Jun 24, 2020 - Politics & Policy

Tucson police chief offers to resign after man's death in custody

Richmond, California police chief Chris Magnus speaks to reporters in front of Richmond High School

Chris Magnus, pictured when he was police chief of Richmond, California. Photo: Justin Sullivan/Getty Images

The chief of police in Tucson, Arizona, offered to resign during a news conference on Wednesday in which the department released video of a Carlos Adrian Ingram Lopez, 27, who died in police custody.

What he's saying: "We have determined that three involved officers committed multiple policy violations and failed to handle the incident consistent with their training," Chief Chris Magnus said, stressing the officers did not "deploy strikes, use chokeholds or place a knee" on Ingram-Lopez's neck" during the April incident.

"The officers restrained Mr. Ingram-Lopez in a prone position for about 12 minutes. Mr. Ingram-Lopez went into cardiac arrest and, despite the officers' attempts to revive him, was declared deceased at the scene by Emergency Medical Services personnel."
— remarks by Magnus at the news conference

The big picture: The officers had held Ingram-Lopez face down in the prone position for roughly 12 minutes before he went into cardiac arrest. The video shows him in handcuffs repeatedly calling out in English and Spanish for water and for his grandmother before he died at the scene.

  • County medical examiner said Ingram-Lopez "died of sudden cardiac arrest ... with acute cocaine intoxication and an enlarged heart," per KOLD-TV.
  • Three Tuscon offers have resigned over the death of Ingram-Lopez resigned on June 18, Arizona Central notes. Two of the officers who resigned are white and one is Black.
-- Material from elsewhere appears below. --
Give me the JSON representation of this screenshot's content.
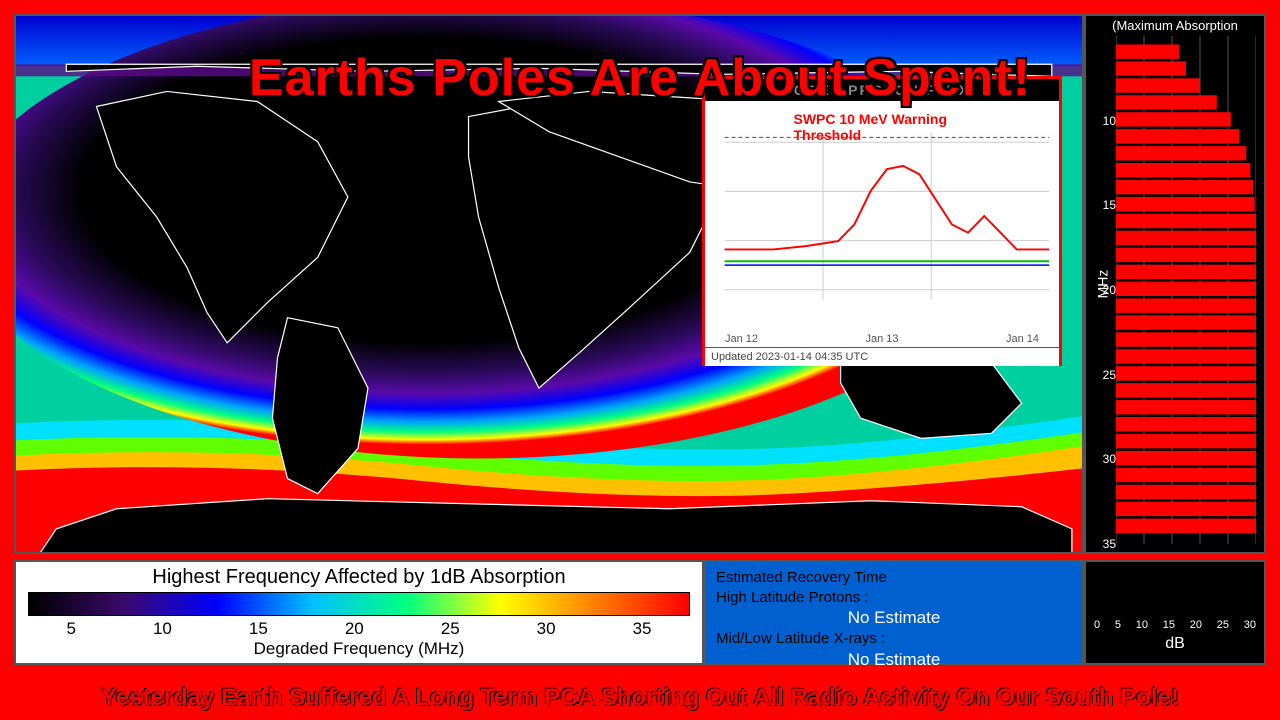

What she's saying: Tuscon Mayor Regina Romero, the first Latina to serve as mayor of the city, said in Spanish at the news conference: "These officers would have been terminated had they not resigned," according to the New York Times.

  • Romero said she hadn't heard about Magnus' resignation until the news conference and would discuss this further with other city leaders, KOLD-TV notes.

Of note: The developments come as Latinos across the U.S. are rallying for changes to the ways police treat their communities following the Black Lives Matter protests triggered by the May death in police custody of George Floyd.

  • Californian protesters have been calling in recent days for an investigation into the fatal shooting by a Los Angeles County sheriff's deputy of Andres Guardado, an 18-year-old Latino.